Zmrużyła oczy. Nie do końca rozumiała cel, w jakim chłopak zachowuje się tak, a nie inaczej. Postanowiła usilnie go ignorować. - Szkoda... - sposępniała. - Ale w takim razie mi trochę o nich opowiedz - rzekła z uśmiechem. Może i nie chciała się uczyć o gwiazdach, ale musiała przyznać, że ją interesowały i fascynowały. Chciała na ich temat wiedzieć co nieco, ale na pewno nie wszystko, co wie profesor od astronomii.
Wziął swoją rękę z jej dłoni po czym wystawił ją w niebo i usiłował jej pokazać Wielką Niedźwiedzicę - Tu siedzi słynny wielki miś, a o samych gwiazdach to...niewiele wiem, znam tylko parę konstelacji, nic więcej - rzekł i uśmiechnął się - co ty tak sposępniałaś, uśmiechnij się bo ta ponura mina do ciebie nie pasuje.
Zmarszczyła czoło, usilnie próbując wyłowić jakiś kształt spośród tylu gwiazd. I chyba jej się udało. Kiedy się uważnie wpatrzyła w niebo, to zobaczyła kilka, najbardziej świecących gwiazd. Od razu udało jej się je połączyć i kształtem zaczynały przypominać Wielki Wóz. - O, to tutaj? - zapytała, kreśląc rękoma w powietrzu zawiły kształt, próbując w jakiś sposób pokazać chłopakowi, o czym mówi. - Nie pasuje? Ależ pasuje! - powiedziała głośno. - Ileż tak można chodzić wciąż radosnym? Wiesz, to staję się troszeczkę irytujące.
Podniósł brew i starał się zrozumieć co rysuje Rose, po chwili odpowiedział lekko niepewnym głosem - Taak, chyba tu. - powiedział lekko zamieszany po czym dodał - Moje zachowanie jest irytujące? - spytał po czym oglądał dalej niebo. Rose podobała mu się ale nie potrafił tego powiedzieć, był lekko wstydliwy, wolał takie rzeczy pozostawiać dla siebie, ale chciał by mu to jakimś sposobem przeszło przez gardło.
- Chyba tak, bo tu gwiazdy świecą najjaśniej. A znalazłeś kiedyś Małą Niedźwiedzice? Ja niestety nigdy nie potrafię jej znaleźć - poskarżyła się. Popatrzyła na niego ja na wariata. On? Irytujący? Ależ skąd! - Mówiłam o sobie - roześmiała się, szczerząc zęby. - Jak by to wyglądało, jakbym zaczęła się śmiać, dajmy na to, na pogrzebie? - spytała niewinnie. - Czasami trzeba stać się poważnym albo chociaż obrażonym na krótką chwilę.

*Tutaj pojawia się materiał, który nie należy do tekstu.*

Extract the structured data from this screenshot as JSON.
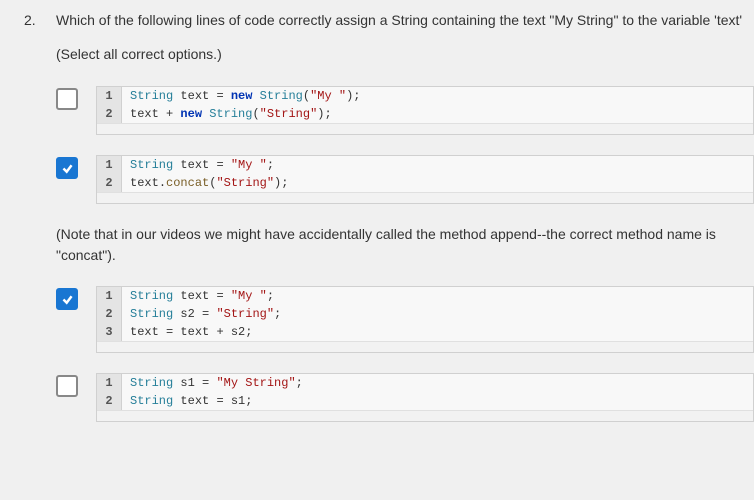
{
  "question": {
    "number": "2.",
    "text": "Which of the following lines of code correctly assign a String containing the text \"My String\" to the variable 'text'",
    "instruction": "(Select all correct options.)"
  },
  "note": "(Note that in our videos we might have accidentally called the method append--the correct method name is \"concat\").",
  "options": [
    {
      "checked": false,
      "lines": [
        {
          "n": "1",
          "tokens": [
            [
              "cls",
              "String"
            ],
            [
              "",
              ""
            ],
            [
              "",
              "text"
            ],
            [
              "",
              ""
            ],
            [
              "op",
              "="
            ],
            [
              "",
              ""
            ],
            [
              "kw",
              "new"
            ],
            [
              "",
              ""
            ],
            [
              "cls",
              "String"
            ],
            [
              "op",
              "("
            ],
            [
              "str",
              "\"My \""
            ],
            [
              "op",
              ");"
            ]
          ]
        },
        {
          "n": "2",
          "tokens": [
            [
              "",
              "text"
            ],
            [
              "",
              ""
            ],
            [
              "op",
              "+"
            ],
            [
              "",
              ""
            ],
            [
              "kw",
              "new"
            ],
            [
              "",
              ""
            ],
            [
              "cls",
              "String"
            ],
            [
              "op",
              "("
            ],
            [
              "str",
              "\"String\""
            ],
            [
              "op",
              ");"
            ]
          ]
        }
      ]
    },
    {
      "checked": true,
      "lines": [
        {
          "n": "1",
          "tokens": [
            [
              "cls",
              "String"
            ],
            [
              "",
              ""
            ],
            [
              "",
              "text"
            ],
            [
              "",
              ""
            ],
            [
              "op",
              "="
            ],
            [
              "",
              ""
            ],
            [
              "str",
              "\"My \""
            ],
            [
              "op",
              ";"
            ]
          ]
        },
        {
          "n": "2",
          "tokens": [
            [
              "",
              "text"
            ],
            [
              "op",
              "."
            ],
            [
              "fn",
              "concat"
            ],
            [
              "op",
              "("
            ],
            [
              "str",
              "\"String\""
            ],
            [
              "op",
              ");"
            ]
          ]
        }
      ]
    },
    {
      "checked": true,
      "lines": [
        {
          "n": "1",
          "tokens": [
            [
              "cls",
              "String"
            ],
            [
              "",
              ""
            ],
            [
              "",
              "text"
            ],
            [
              "",
              ""
            ],
            [
              "op",
              "="
            ],
            [
              "",
              ""
            ],
            [
              "str",
              "\"My \""
            ],
            [
              "op",
              ";"
            ]
          ]
        },
        {
          "n": "2",
          "tokens": [
            [
              "cls",
              "String"
            ],
            [
              "",
              ""
            ],
            [
              "",
              "s2"
            ],
            [
              "",
              ""
            ],
            [
              "op",
              "="
            ],
            [
              "",
              ""
            ],
            [
              "str",
              "\"String\""
            ],
            [
              "op",
              ";"
            ]
          ]
        },
        {
          "n": "3",
          "tokens": [
            [
              "",
              "text"
            ],
            [
              "",
              ""
            ],
            [
              "op",
              "="
            ],
            [
              "",
              ""
            ],
            [
              "",
              "text"
            ],
            [
              "",
              ""
            ],
            [
              "op",
              "+"
            ],
            [
              "",
              ""
            ],
            [
              "",
              "s2"
            ],
            [
              "op",
              ";"
            ]
          ]
        }
      ]
    },
    {
      "checked": false,
      "lines": [
        {
          "n": "1",
          "tokens": [
            [
              "cls",
              "String"
            ],
            [
              "",
              ""
            ],
            [
              "",
              "s1"
            ],
            [
              "",
              ""
            ],
            [
              "op",
              "="
            ],
            [
              "",
              ""
            ],
            [
              "str",
              "\"My String\""
            ],
            [
              "op",
              ";"
            ]
          ]
        },
        {
          "n": "2",
          "tokens": [
            [
              "cls",
              "String"
            ],
            [
              "",
              ""
            ],
            [
              "",
              "text"
            ],
            [
              "",
              ""
            ],
            [
              "op",
              "="
            ],
            [
              "",
              ""
            ],
            [
              "",
              "s1"
            ],
            [
              "op",
              ";"
            ]
          ]
        }
      ]
    }
  ]
}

- Na sam świat trzeba patrzeć z przymrużonym okiem, jak umrze ktoś kto w życiu był nieszczęśliwy, ale był dobry, to wtedy można się uśmiechnąć, nawet na pogrzebie, bo będzie mu lepiej po śmierci - powiedział, prawie że cytując jakiś poradnik moralności ludzkiej, po chwili jednak wrócił do tematu gwiazd - Wiesz, moglibyśmy ją razem poszukać, to nie powinno być zbyt trudne - zaczął przechylać głową we wszystkie strony by ją ujrzeć. Wyglądało to co najmniej dziwnie, ale dla niego prawie naturalnie.